I think we all have a default set of questions about new things we’re planning.
For an event, mine are: Who? What? When? Where? How?
For an initiative at work, I use:
- What’s the goal?
- Who’s in charge?
- What metrics will we track?
- What’s the budget?
- What’s the timeline?
Recently, I’ve noticed two questions I should be asking more often.
The first is simple: “What’s the backup plan?”
“…I have always found that plans are useless, but planning is indispensable.” -Dwight Eisenhower
There’s bound to be friction, delays, bumps in the road–particularly with new initiatives, when change is happening and people are involved. Thinking through contingencies is an easy way to make success more likely.

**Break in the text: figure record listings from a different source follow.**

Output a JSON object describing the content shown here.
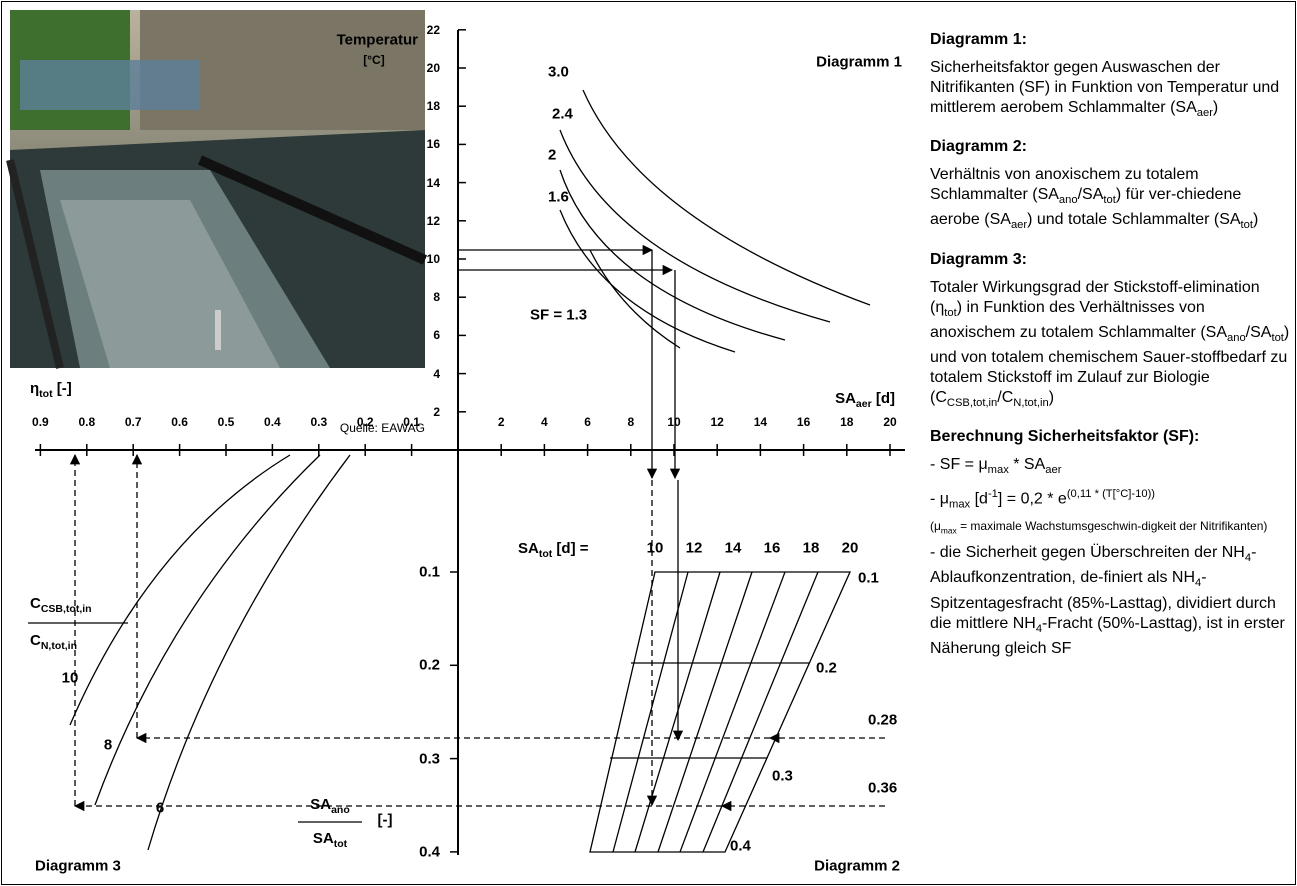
{
  "diagram1": {
    "label": "Diagramm 1",
    "y_label": [
      "Temperatur",
      "[°C]"
    ],
    "yticks": [
      2,
      4,
      6,
      8,
      10,
      12,
      14,
      16,
      18,
      20,
      22
    ],
    "xticks": [
      2,
      4,
      6,
      8,
      10,
      12,
      14,
      16,
      18,
      20
    ],
    "x_label": [
      "SA",
      {
        "sub": "aer"
      },
      " [d]"
    ],
    "curve_labels": [
      "3.0",
      "2.4",
      "2",
      "1.6",
      "SF = 1.3"
    ],
    "source": "Quelle: EAWAG"
  },
  "diagram2": {
    "label": "Diagramm 2",
    "sa_tot_label": [
      "SA",
      {
        "sub": "tot"
      },
      " [d] ="
    ],
    "sa_tot_ticks": [
      10,
      12,
      14,
      16,
      18,
      20
    ],
    "ratio_ticks": [
      0.1,
      0.2,
      0.3,
      0.4
    ],
    "ratio_numerator": [
      "SA",
      {
        "sub": "ano"
      }
    ],
    "ratio_denominator": [
      "SA",
      {
        "sub": "tot"
      }
    ],
    "ratio_unit": "[-]",
    "grid_labels": [
      "0.1",
      "0.2",
      "0.3",
      "0.4"
    ],
    "reading_labels": [
      "0.28",
      "0.36"
    ]
  },
  "diagram3": {
    "label": "Diagramm 3",
    "eta_label": [
      "η",
      {
        "sub": "tot"
      },
      "  [-]"
    ],
    "eta_ticks": [
      0.9,
      0.8,
      0.7,
      0.6,
      0.5,
      0.4,
      0.3,
      0.2,
      0.1
    ],
    "ratio_numerator": [
      "C",
      {
        "sub": "CSB,tot,in"
      }
    ],
    "ratio_denominator": [
      "C",
      {
        "sub": "N,tot,in"
      }
    ],
    "curve_labels": [
      "10",
      "8",
      "6"
    ]
  },
  "panel": {
    "sections": [
      {
        "title": "Diagramm 1:",
        "text": [
          "Sicherheitsfaktor gegen Auswaschen der Nitrifikanten (SF) in Funktion von Temperatur und mittlerem aerobem Schlammalter (SA",
          {
            "sub": "aer"
          },
          ")"
        ]
      },
      {
        "title": "Diagramm 2:",
        "text": [
          "Verhältnis von anoxischem zu totalem Schlammalter (SA",
          {
            "sub": "ano"
          },
          "/SA",
          {
            "sub": "tot"
          },
          ") für ver-chiedene aerobe (SA",
          {
            "sub": "aer"
          },
          ") und totale Schlammalter (SA",
          {
            "sub": "tot"
          },
          ")"
        ]
      },
      {
        "title": "Diagramm 3:",
        "text": [
          "Totaler Wirkungsgrad der Stickstoff-elimination (η",
          {
            "sub": "tot"
          },
          ") in Funktion des Verhältnisses von anoxischem zu totalem Schlammalter (SA",
          {
            "sub": "ano"
          },
          "/SA",
          {
            "sub": "tot"
          },
          ") und von totalem chemischem Sauer-stoffbedarf zu totalem Stickstoff im Zulauf zur Biologie (C",
          {
            "sub": "CSB,tot,in"
          },
          "/C",
          {
            "sub": "N,tot,in"
          },
          ")"
        ]
      }
    ],
    "calc_title": "Berechnung Sicherheitsfaktor (SF):",
    "calc_items": [
      [
        "- SF = μ",
        {
          "sub": "max"
        },
        " * SA",
        {
          "sub": "aer"
        }
      ],
      [
        "- μ",
        {
          "sub": "max"
        },
        " [d",
        {
          "sup": "-1"
        },
        "] = 0,2 * e",
        {
          "sup": "(0,11 * (T[°C]-10))"
        }
      ],
      [
        "(μ",
        {
          "sub": "max"
        },
        " = maximale Wachstumsgeschwin-digkeit der Nitrifikanten)"
      ],
      [
        "- die Sicherheit gegen Überschreiten der NH",
        {
          "sub": "4"
        },
        "-Ablaufkonzentration, de-finiert als NH",
        {
          "sub": "4"
        },
        "-Spitzentagesfracht (85%-Lasttag), dividiert durch die mittlere NH",
        {
          "sub": "4"
        },
        "-Fracht (50%-Lasttag), ist in erster Näherung gleich SF"
      ]
    ]
  }
}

The second is a brilliant question I’ve learned from my manager: “How should this feel for our customers?”
“People will forget what you said, and they’ll forget what you did. But they will never forget how you made them feel.”
This question often comes as the project details are being fleshed out. I’m usually thinking about the list of things that needs to happen, the timeline, the details, and the budget–all the default questions I have out of habit.
Posing this question forces me to step back–to make my plans more welcoming, more relationship-focused, warmer, and more engaging. And, so far, the results are always better for it. It’s easy to forget that if you miss on the feel you’re trying to create, the other details cease to matter.
I hope these ideas let you challenge your default questions this week. Stay encouraged!